Thanks John for the reply.

1- I guess you meant to use the first diagram as the second diagram I will not have any shortage.
2- If I don't shim, would 1/2" be an issue?
5- thanks for the illustration.

Sharbin

MarkAndDebbie

It seems I lost my post somewhere (attachment folder full...) So here is the jist.

I just left the bottom sheet out that transitioned the sections. Then the missing sheet could tie the walls together.

Putting adhesive on horizontally was better, and it was easier to square the wall.

John Raabe

Sharbin:

Maybe I wasn't quite clear on your layout. You should get things to be square, plumb and level with the floor platform. You can use 1/2" plywood shims to do this. If the walls are bigger than the platform add a strip to the end of the floor joists. If the walls are shorter add it to the wall framing.
None of us are as smart as all of us.


sharbin

Thanks MarkAndDebbie, but the problem is that I have 3 large and tall windows (6x6) so I would only have about 2 1/2 feet to tie the walls. But this does not answer the question whether nailing the ajacent studs as John suggested would be enough without the sheets transitioning to the next section of the wall.

John Raabe

When walls are sheathed with offset and overlapping panels it creates a wire and wood fiber diaphragm that provides a lot of low cost racking resistance. This is why it is the way most people do standard framing.

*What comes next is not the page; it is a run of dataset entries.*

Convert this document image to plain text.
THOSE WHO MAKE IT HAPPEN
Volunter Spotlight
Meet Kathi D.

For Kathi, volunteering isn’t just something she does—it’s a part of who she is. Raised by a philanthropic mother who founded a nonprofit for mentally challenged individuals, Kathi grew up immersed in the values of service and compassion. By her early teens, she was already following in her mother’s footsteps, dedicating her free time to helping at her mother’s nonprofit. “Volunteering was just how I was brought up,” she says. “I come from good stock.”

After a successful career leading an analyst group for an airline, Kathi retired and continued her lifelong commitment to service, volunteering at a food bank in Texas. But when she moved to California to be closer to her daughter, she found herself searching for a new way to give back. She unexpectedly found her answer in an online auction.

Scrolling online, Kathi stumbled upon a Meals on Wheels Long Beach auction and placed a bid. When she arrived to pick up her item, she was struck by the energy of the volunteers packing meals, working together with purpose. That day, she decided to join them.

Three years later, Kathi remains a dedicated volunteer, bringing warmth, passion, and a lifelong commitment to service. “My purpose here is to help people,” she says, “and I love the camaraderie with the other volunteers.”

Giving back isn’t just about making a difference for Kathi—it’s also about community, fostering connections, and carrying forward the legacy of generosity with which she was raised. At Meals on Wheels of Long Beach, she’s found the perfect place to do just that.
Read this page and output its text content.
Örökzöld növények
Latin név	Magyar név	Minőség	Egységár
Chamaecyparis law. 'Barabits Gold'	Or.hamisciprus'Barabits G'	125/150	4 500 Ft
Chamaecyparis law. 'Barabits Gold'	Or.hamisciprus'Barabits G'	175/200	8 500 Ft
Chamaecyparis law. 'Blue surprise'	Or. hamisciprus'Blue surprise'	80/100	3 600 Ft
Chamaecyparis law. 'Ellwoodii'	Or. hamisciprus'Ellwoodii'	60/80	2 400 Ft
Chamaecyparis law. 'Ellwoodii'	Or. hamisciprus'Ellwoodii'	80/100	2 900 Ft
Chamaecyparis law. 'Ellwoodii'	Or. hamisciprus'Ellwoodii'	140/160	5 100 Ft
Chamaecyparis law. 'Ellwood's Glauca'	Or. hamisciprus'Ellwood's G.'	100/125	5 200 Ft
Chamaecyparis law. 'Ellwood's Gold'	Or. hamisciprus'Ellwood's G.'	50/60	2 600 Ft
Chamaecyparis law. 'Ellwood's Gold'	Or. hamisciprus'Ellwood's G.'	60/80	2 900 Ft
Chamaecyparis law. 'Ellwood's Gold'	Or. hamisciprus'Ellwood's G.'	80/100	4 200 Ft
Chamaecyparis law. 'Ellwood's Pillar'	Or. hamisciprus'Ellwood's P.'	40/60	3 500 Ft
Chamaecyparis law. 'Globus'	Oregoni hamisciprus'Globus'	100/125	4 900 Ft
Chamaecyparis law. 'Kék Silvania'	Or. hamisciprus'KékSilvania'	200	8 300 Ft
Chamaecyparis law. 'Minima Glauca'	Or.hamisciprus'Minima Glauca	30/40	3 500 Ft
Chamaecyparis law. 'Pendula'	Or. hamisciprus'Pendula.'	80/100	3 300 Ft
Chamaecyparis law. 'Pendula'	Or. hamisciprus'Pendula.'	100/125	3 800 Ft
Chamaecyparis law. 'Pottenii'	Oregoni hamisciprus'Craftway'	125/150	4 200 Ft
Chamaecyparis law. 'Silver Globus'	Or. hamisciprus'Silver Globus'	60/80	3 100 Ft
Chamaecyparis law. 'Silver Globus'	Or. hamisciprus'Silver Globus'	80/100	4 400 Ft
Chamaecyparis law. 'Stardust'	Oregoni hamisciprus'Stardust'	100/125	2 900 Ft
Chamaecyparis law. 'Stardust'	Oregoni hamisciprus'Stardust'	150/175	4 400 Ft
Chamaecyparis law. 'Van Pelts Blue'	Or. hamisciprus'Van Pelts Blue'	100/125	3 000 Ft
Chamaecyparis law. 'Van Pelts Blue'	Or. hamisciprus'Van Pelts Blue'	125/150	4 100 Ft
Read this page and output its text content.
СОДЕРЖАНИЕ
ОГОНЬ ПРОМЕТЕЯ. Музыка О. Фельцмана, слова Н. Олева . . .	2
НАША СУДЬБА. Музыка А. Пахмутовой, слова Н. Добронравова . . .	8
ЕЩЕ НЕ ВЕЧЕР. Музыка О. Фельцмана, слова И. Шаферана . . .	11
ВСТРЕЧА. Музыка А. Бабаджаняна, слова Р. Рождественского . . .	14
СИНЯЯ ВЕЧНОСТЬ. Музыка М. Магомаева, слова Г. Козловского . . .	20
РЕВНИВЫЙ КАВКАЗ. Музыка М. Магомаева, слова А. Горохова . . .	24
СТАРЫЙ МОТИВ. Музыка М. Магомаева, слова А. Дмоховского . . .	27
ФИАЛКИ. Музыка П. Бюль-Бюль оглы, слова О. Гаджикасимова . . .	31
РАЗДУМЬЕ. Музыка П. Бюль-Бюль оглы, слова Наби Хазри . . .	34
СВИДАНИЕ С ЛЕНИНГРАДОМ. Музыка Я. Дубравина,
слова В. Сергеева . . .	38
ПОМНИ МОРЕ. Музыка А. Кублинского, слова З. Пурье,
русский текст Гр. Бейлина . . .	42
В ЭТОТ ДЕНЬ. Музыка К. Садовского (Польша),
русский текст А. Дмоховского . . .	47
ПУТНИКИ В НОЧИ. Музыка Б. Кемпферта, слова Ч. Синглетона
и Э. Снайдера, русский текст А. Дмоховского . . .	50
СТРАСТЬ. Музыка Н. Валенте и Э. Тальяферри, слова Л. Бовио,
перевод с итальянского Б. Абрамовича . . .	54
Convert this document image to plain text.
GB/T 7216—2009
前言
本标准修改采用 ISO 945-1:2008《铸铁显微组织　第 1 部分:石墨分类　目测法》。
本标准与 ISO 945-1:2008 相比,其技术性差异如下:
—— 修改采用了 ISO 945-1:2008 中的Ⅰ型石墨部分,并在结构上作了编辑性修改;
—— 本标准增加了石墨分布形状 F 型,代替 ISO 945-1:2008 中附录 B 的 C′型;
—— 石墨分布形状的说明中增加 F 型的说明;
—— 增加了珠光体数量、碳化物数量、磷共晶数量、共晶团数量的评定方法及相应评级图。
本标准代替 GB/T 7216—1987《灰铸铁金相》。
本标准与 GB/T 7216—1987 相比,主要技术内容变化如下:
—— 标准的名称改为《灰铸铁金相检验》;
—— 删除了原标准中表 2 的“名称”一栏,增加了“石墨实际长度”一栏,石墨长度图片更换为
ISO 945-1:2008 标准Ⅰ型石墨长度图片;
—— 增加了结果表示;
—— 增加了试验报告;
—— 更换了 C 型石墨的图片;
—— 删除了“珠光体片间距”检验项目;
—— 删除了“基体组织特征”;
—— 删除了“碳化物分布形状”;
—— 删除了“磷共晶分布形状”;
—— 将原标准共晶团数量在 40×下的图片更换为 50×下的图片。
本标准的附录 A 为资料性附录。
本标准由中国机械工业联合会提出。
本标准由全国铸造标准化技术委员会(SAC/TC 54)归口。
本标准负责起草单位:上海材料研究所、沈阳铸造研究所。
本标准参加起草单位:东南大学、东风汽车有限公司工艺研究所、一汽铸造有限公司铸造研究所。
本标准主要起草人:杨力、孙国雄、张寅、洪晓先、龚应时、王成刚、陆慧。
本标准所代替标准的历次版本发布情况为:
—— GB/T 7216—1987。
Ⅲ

As Mark&Debbie mention gluing these panels increases the resistance.

Individual sheathed panels compromise this (as do big tall openings) but, unless you are in hurricane wind or earthquake environments you may never experience forces that would need that extra resistance. And, it can be made up for by extra straps and metal connectors if needed. This is often part of the engineering package for a panelized prefab house and a local engineer can do the same for an owner-built house.
None of us are as smart as all of us.

sharbin

Thank you for your input. So I decided to go with the below walls layout method. I was not sure if this can be done, but after seeing Larry Haun 's DVD, he did mention this alternative.
| |--------------------------
| |--------------------------
| |                           | |
| |                           | |
| |                           | |
--------------------------| |
--------------------------| |

Now I am in the process of framing the walls, but another question popped up:
1- When doing the 2x12 loft floor joists, for the ones that fall over the window, can I lay them directly on the window header (from the top of window header to the top plate I have 26")?
2- When nailing the 2x12 joists to the cripples above the window, would that be strong enough to help tieing the opposite walls together with these 2x12 20'?

Thanks

John Raabe

Yes, your joists should be bearing on the let-in ledger (loft floor details, Sht. 7). If needed the header can replace the ledger and you can nail to cripples rather than full height studs when you are over doors and windows. All this will be tied together with the structural sheathing.
None of us are as smart as all of us.